Page MenuHomePhabricator

Consolidate readers of "differential.revisionID" property

Authored by epriestley on Apr 23 2019, 5:28 PM.



Depends on D20467. Ref T13277. Currently, the "MessageParserWorker" writes this property on commits, then Herald and Audit both read it.

Make them share code so this property has one writer and one reader. This property isn't great, but at least now the badness is hidden.

Currently, we can't just use edges because they may not have been written yet. I am likely to just do this, soon:

  • Just write the edges (in "MessageParserWorker").
  • Hide the edges from mail.

However, we'll sort-of lose the "revisionMatchData" explanation thing if I do that. Maybe this is fine? But when commits match because hashes match, it legitimately isn't obvious.

For now, just reduce the amount of harm/badness here.

Test Plan
  • Ran bin/repository reparse --publish ....
  • Ran a Herald "Audit" rule using the "Accepted Differential revision" field.

Diff Detail

rP Phabricator
Automatic diff as part of commit; lint not applicable.
Automatic diff as part of commit; unit tests not applicable.

Event Timeline

epriestley created this revision.Apr 23 2019, 5:28 PM
epriestley requested review of this revision.Apr 23 2019, 5:30 PM
epriestley edited the summary of this revision. (Show Details)Apr 23 2019, 5:30 PM

The "how do we store this data" question kind of relates back to T13056. This is a case where we have edge-like data (Commit Has Related Revision) but we also have metadata (why the two are associated). This currently isn't stored as edge data, but a possibly cleaner approach would be:

  • The "MessageParserWorker" writes these edges, with explanations in edge data.
  • Audit/Herald can then read these edges without worrying about parse sequence issues.
  • The UI can show "commit X is linked to revision Y because reason Z".

One reason not to do this is that I'd like to get rid of edge data (T13056). There are almost no remaining readers or writers of edge data, and essentially all historical use cases eventually outgrew edge data into a separate table.

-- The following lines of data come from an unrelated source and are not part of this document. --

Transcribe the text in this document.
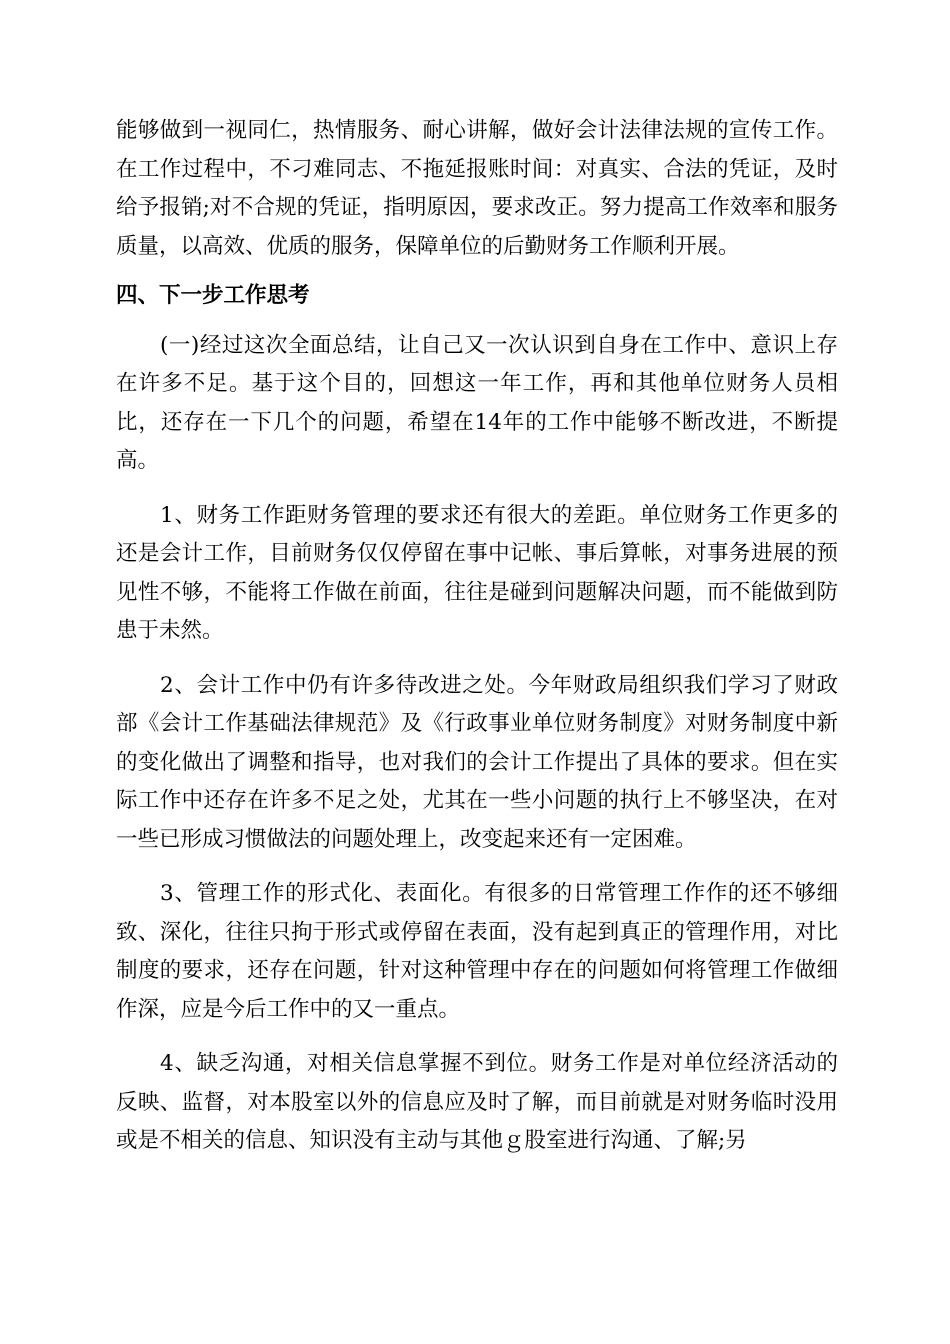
能够做到一视同仁，热情服务、耐心讲解，做好会计法律法规的宣传工作。在工作过程中，不刁难同志、不拖延报账时间：对真实、合法的凭证，及时给予报销;对不合规的凭证，指明原因，要求改正。努力提高工作效率和服务质量，以高效、优质的服务，保障单位的后勤财务工作顺利开展。

四、下一步工作思考

(一)经过这次全面总结，让自己又一次认识到自身在工作中、意识上存在许多不足。基于这个目的，回想这一年工作，再和其他单位财务人员相比，还存在一下几个的问题，希望在14年的工作中能够不断改进，不断提高。

1、财务工作距财务管理的要求还有很大的差距。单位财务工作更多的还是会计工作，目前财务仅仅停留在事中记帐、事后算帐，对事务进展的预见性不够，不能将工作做在前面，往往是碰到问题解决问题，而不能做到防患于未然。

2、会计工作中仍有许多待改进之处。今年财政局组织我们学习了财政部《会计工作基础法律规范》及《行政事业单位财务制度》对财务制度中新的变化做出了调整和指导，也对我们的会计工作提出了具体的要求。但在实际工作中还存在许多不足之处，尤其在一些小问题的执行上不够坚决，在对一些已形成习惯做法的问题处理上，改变起来还有一定困难。

3、管理工作的形式化、表面化。有很多的日常管理工作作的还不够细致、深化，往往只拘于形式或停留在表面，没有起到真正的管理作用，对比制度的要求，还存在问题，针对这种管理中存在的问题如何将管理工作做细作深，应是今后工作中的又一重点。

4、缺乏沟通，对相关信息掌握不到位。财务工作是对单位经济活动的反映、监督，对本股室以外的信息应及时了解，而目前就是对财务临时没用或是不相关的信息、知识没有主动与其他ｇ股室进行沟通、了解;另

Maybe "object relationships" should not be edges. Arguments for moving them to something else:

  • We could store this metadata on a "Relationship" object. Particularly, the useful metadata here is "Commit X has related revision Y because commit X has hash Q, and related revision Y also has a diff with hash Q". This is not obvious from context.
  • The "Relationship" object could enforce T3577, where we want to let revision X have exactly one type of relationship to task Y, i.e. it can't have both a "fixes" and a "reopens" relationship.
  • We could do drive "Fixes" in the commit pipeline using an "uncommitted relationship" edge or similar which would respect web UI edits, rather than parsing magic strings from commit messages.

Arguments against:

  • These relationships sure are a whole lot like edges.

I guess I lean slightly toward maybe moving these to some other datastore, but hopefully not in the scope of this set of changes.

One note here is that HeraldPreCommitContentAdapter has some similar logic, although it's more low-level.

amckinley accepted this revision.May 1 2019, 1:58 PM
amckinley added inline comments.

Move this comment to loadRevisionForCommit?

This revision is now accepted and ready to land.May 1 2019, 1:58 PM

The comment is pretty specific to Herald (where $viewer is omnipotent) and loadRevisionForCommit() has other callers where $viewer is legitimate, so I think moving the comment would reduce clarity on the balance. But let me update it a little bit, since it's less clear now than it was before.

Specifically, the attack this comment is describing is this:

  • You do not have permission to see D123.
  • You want to learn about D123.
  • You write an "if any condition matches" Herald rule using every "Related revision..." field, matching against an impossible value, with "Do Nothing" as an action.
  • You push a commit containing Differential Revision: https://.../D123.
  • You review the transcript for the commit.

This discloses some information about the revision, even though you can not see it. Today, it discloses:

  • The existence of the revision.
  • The accepted state of the revision.
  • The build state of the revision.
  • Packages affected by the revision.
  • Reviewers on the revision.
  • Subscribers on the revision.

This is a nontrivial amount of leaked information, and this is not information which we let you learn in other ways.

For now, we accept that this is reasonable: none of this information is that interesting, and you have to jump through a lot of hoops and leave a lot of evidence to get it.

I think the only "fix" for this issue would be to have a rule like "a commit may only be associated with objects that the user who pushed it can see", but this can't realistically be a default rule since it won't work with observed repositories.

epriestley updated this revision to Diff 48874.May 1 2019, 4:07 PM
  • Clarify the comment.
  • Adjust the cache behavior slightly.